紧随其后就被他封住了唇,要说的话也全部吞了回去。
。。。。。。
云雨初歇。
纪然躺在梁砚修怀里,睡意朦胧。
直到手机震动声将她吵醒。
她下意识拿到手机,一看,竟然是周时予。
刚要接。
手就被人握住了。
“别接。”梁砚修语气沉沉的。
“可能有事。

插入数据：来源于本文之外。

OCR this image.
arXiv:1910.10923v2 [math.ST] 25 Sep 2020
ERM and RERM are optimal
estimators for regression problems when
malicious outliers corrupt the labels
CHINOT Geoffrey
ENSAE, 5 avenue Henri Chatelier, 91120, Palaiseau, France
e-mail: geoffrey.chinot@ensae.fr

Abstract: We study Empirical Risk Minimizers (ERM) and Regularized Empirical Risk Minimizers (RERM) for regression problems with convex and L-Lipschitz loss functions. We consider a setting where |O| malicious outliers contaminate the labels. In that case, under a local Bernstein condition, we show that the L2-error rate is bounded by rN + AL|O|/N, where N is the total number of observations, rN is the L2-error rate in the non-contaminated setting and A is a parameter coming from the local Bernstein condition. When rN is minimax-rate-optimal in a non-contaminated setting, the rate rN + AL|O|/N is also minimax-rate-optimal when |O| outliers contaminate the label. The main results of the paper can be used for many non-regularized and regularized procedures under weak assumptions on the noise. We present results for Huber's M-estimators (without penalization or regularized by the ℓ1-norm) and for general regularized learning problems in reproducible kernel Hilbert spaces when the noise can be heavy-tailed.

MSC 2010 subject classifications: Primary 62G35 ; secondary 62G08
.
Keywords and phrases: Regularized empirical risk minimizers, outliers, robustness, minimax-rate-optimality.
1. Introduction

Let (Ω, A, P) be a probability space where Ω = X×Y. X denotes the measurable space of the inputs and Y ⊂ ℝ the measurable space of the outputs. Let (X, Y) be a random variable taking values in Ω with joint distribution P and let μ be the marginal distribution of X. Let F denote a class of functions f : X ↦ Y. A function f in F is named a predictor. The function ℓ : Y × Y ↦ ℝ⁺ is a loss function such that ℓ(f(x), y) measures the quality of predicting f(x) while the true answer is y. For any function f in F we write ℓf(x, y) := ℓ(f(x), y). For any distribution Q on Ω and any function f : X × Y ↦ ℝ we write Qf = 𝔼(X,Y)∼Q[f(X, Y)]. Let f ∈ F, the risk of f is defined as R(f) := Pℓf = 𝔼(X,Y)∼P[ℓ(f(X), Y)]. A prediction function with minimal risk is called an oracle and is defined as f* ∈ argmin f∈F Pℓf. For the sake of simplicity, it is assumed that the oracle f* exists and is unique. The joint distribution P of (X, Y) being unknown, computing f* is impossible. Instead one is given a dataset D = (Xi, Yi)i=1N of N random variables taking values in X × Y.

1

”纪然说完就拨开了他的手,走到阳台接了。
没有注意到梁砚修讳莫的神色。
没几分钟,她就去而复返,开始不紧不慢的拿起衣服穿。
见此情形,梁砚修开口问她,“要走?”
纪然嗯了一声,“他胃病犯了,在输液,我去看看。”
说话的时候她已经穿戴整齐,准备离开。
就在她即将转身之际,手却被人拉住。
一回头,就对上了梁砚修深邃的眼眸,“我送你去。”
“不用了,我打个车比较快。”纪然拒绝。
梁砚修紧抿着唇,隐约不太高兴的样子,“你有事的时候他和前女友纠缠不清,现在只是输个液,你有必要上赶着去看他?不怕碰上他的前女友?”
纪然不着痕迹的皱了下眉。
莫桐说不定还真有可能在那里。
不过,她也无所谓。
“他是个很好的人,你别这么说他。”
“差点忘了,你们才是名正言顺的夫妻。”梁砚修嗤笑,“你倒是挺维护他。”
面对他的嘲讽,纪然不为所动,“你既然知道,就更没必要在我面前诋毁他。”
梁砚修此时脸色不是一点的差。
他甚至都猜得出,一旦他继续说下去,他和纪然又会要不欢而散。
于是他只能强压着怒意。
尽量让自己语气听起来平和一点,“那我问你,我哪里不如他?他对你不够关心,也没有尽一个丈夫的义务,而我比他对你上心,你为什么就要执迷不悟的守着他?”